Lo sguardo che uccide... la fantasia
Bisognerebbe inventare un remake anche delle recensioni. A conti fatti toglierebbe spesso dall'impaccio lo scriba, come il lettore. Inutile infatti arrampicarsi sugli specchi per giustificare questo Quarantena se a prevalere è la volontà di rintracciarne un'urgenza prettamente cinematografica. Inutile almeno quanto demolire un progetto che se già sulla carta mostrava a dir poco il fiato corto, all'effettiva visione spiazza per la scelta di rigirare inquadratura per inquadratura il fortunato horror spagnolo.
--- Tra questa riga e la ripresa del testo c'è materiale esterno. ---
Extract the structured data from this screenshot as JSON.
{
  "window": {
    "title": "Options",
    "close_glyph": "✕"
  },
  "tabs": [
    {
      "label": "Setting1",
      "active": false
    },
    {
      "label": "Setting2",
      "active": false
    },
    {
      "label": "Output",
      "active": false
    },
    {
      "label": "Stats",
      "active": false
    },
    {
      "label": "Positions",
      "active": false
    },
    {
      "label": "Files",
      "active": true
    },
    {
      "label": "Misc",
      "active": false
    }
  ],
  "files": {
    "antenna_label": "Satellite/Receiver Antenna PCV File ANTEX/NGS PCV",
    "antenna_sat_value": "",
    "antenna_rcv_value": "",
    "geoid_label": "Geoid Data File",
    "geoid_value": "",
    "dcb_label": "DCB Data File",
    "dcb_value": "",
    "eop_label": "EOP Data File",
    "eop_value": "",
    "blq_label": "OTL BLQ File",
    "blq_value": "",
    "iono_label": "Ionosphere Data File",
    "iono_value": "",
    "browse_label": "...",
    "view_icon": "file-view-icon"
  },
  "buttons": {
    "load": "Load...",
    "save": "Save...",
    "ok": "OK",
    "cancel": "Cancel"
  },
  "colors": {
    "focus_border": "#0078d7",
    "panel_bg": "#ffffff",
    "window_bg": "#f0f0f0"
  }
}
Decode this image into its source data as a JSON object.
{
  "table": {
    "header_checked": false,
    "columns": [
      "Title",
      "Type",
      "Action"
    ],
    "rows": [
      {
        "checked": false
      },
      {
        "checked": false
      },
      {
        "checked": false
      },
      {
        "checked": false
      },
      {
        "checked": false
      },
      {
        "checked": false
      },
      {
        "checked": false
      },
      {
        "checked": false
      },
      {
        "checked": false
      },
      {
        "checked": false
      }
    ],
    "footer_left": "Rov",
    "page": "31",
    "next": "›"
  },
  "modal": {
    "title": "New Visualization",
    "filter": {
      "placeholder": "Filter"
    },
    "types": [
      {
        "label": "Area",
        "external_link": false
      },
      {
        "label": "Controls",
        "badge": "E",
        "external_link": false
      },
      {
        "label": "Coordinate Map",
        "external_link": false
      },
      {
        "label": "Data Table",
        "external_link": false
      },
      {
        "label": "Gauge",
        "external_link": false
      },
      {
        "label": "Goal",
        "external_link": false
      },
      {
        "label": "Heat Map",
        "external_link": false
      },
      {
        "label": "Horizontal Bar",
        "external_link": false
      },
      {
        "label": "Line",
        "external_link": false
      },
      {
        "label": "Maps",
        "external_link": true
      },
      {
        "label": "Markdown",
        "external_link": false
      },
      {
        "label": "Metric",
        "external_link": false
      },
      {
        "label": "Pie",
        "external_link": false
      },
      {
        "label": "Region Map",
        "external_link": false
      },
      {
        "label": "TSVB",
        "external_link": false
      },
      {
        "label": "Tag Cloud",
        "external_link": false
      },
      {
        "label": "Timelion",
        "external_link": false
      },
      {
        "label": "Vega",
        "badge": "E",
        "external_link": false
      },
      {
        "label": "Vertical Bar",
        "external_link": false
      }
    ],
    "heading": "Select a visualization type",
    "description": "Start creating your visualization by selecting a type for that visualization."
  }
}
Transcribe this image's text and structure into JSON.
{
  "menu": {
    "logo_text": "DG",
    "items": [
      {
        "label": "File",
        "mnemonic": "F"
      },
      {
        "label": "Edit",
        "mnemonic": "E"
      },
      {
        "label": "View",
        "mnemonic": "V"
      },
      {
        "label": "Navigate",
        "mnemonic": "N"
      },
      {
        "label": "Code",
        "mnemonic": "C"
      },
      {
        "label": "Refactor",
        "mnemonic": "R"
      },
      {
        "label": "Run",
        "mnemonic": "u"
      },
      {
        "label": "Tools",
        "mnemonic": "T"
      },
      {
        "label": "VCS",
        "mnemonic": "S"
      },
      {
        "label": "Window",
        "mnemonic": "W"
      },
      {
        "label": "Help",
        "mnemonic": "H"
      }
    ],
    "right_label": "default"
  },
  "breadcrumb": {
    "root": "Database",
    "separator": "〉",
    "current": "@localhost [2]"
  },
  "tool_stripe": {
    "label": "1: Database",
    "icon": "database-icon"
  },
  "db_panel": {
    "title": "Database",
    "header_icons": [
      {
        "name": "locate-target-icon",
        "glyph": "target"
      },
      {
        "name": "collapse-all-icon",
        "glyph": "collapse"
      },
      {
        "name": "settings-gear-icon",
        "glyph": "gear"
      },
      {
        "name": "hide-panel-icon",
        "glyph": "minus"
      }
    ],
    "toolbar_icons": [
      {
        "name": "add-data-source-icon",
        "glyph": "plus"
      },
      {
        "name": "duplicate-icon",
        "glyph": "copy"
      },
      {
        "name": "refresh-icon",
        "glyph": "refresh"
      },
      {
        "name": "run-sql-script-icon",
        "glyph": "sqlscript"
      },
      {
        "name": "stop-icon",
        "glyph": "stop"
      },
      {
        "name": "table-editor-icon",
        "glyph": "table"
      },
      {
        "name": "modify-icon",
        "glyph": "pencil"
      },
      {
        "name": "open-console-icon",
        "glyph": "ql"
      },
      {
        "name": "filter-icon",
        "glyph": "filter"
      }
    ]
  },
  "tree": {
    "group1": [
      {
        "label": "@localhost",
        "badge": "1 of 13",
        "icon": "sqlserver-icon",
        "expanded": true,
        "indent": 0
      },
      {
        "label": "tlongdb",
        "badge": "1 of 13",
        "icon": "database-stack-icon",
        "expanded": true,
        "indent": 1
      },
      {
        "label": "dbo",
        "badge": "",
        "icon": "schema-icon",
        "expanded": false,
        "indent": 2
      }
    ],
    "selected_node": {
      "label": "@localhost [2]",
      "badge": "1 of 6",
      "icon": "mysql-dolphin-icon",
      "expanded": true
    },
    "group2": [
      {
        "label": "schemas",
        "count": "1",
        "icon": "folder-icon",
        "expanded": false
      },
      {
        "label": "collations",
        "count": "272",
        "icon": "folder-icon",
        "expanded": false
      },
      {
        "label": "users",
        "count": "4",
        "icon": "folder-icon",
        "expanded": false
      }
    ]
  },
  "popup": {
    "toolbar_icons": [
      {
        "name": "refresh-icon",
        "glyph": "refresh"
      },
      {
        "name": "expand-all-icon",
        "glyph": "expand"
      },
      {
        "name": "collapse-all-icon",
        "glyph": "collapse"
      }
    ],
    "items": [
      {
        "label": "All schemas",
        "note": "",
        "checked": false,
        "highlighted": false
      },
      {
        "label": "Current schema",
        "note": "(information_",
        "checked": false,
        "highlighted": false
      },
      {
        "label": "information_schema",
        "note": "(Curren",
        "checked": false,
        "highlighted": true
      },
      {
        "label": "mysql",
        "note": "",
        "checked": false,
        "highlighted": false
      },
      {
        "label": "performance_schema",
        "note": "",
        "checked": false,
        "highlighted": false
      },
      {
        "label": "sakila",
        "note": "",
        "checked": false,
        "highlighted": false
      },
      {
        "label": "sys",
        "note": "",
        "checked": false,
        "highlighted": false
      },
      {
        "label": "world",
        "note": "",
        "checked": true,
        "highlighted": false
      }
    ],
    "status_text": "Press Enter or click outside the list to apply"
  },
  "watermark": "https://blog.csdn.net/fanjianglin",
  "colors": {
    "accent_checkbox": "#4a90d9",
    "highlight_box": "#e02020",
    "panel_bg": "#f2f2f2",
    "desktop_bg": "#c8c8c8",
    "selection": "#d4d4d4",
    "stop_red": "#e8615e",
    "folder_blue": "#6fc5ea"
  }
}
Quarantena travalica difatti il remake in senso stretto per farsi copia carbone in un'altra lingua e con altre facce. Un po' come lo Psycho diGus Van Sant o il Funny games di Michael Haneke ma senza un preciso intento intellettuale o una particolare consapevolezza che ne giustifichi la scelta. Ovvio poi che sul risultato pesino i ricordi e le aspettative di chi ha visto l'originale, condizionando inevitabilmente il giudizio. Eppure, sembra abbastanza evidente come nonostante l'estrema similitudine, il corrispettivo americano mostra la corda in termini di mordente, ritmo e suspance. D'altronde superati i limiti "etici" di un rifacimento di questo tipo, rimangono in campo motivazioni brutalmente economiche. Ma non solo, perché la pratica del remake, pare diventare un automatismo un po' fuori controllo, specie quando la distanza temporale tra i due progetti è appena di un anno.
Partendo dall'usuale riflessione sul cannibalismo e il voyerismo dei media, ma portandole alle estreme conseguenze, REC di Jaume Balagueró e Paco Plaza si dimostrava un horror sporco ed efficace capace di trarre il massimo profitto dalla logica del plot e di inquietare anche a suo modo, toccando il nervo scoperto del guardone-spettatore con alcune trovate davvero ben riuscite. Non si può dire lo stesso per questo Quarantena, che, anche a causa delle uscite di Cloverfield e di Diary of the Dead, pare un progetto nato già stanco. Esercizio di meta-cannibalismo anonimo e spuntato, incapace di dare un corpo tematico a ciò che mette in mostra. Anche qui abbiamo la reporter meschina e superficiale (interpretata da Jennifer Carpenter) che si dedica pigramente a seguire una notte all'interno del corpo dei vigili urbani, convinta che non ne trarrà mai nulla di professionalmente interessante. Almeno fino a quando una chiamata apparentemente anonima all'interno di un condominio non si trasformerà in un inferno inimmaginabile. Lei e il suo cameraman si troveranno infatti alle prese con un virus che trasforma tutti gli infetti in omicidi assetati di sangue e costretti a lottare per sopravvivere, senza mai perdere di vista il valore giornalistico delle riprese, fino alle più estreme conseguenze.
Alla regia l'esordiente Erick Dowdle che si fa sceneggiare il film dal fratello Drew e si dedica a una regia puramente imitativa, come da richiesta. Il film infatti segue attraverso un'unica ininterrotta soggettiva (trasgredita solo da qualche furbo stratagemma narrativo) il tragico percorso dei condomini e della squadra dei pompieri riprendendo pedissequamente tutte le situazioni del film originale, richiedendo anche un esemplare sforzo di memoria per chi voglia cercare le differenze tra le versioni. Il qui presente, smemorato recensore crede di averne rintracciata una significativa differenza in una sequenza in cui viene colpito un infetto direttamente con la telecamera a suggerire pedantemente la natura "mortale" dello spettacolo televisivo. Ma non garantisco verità.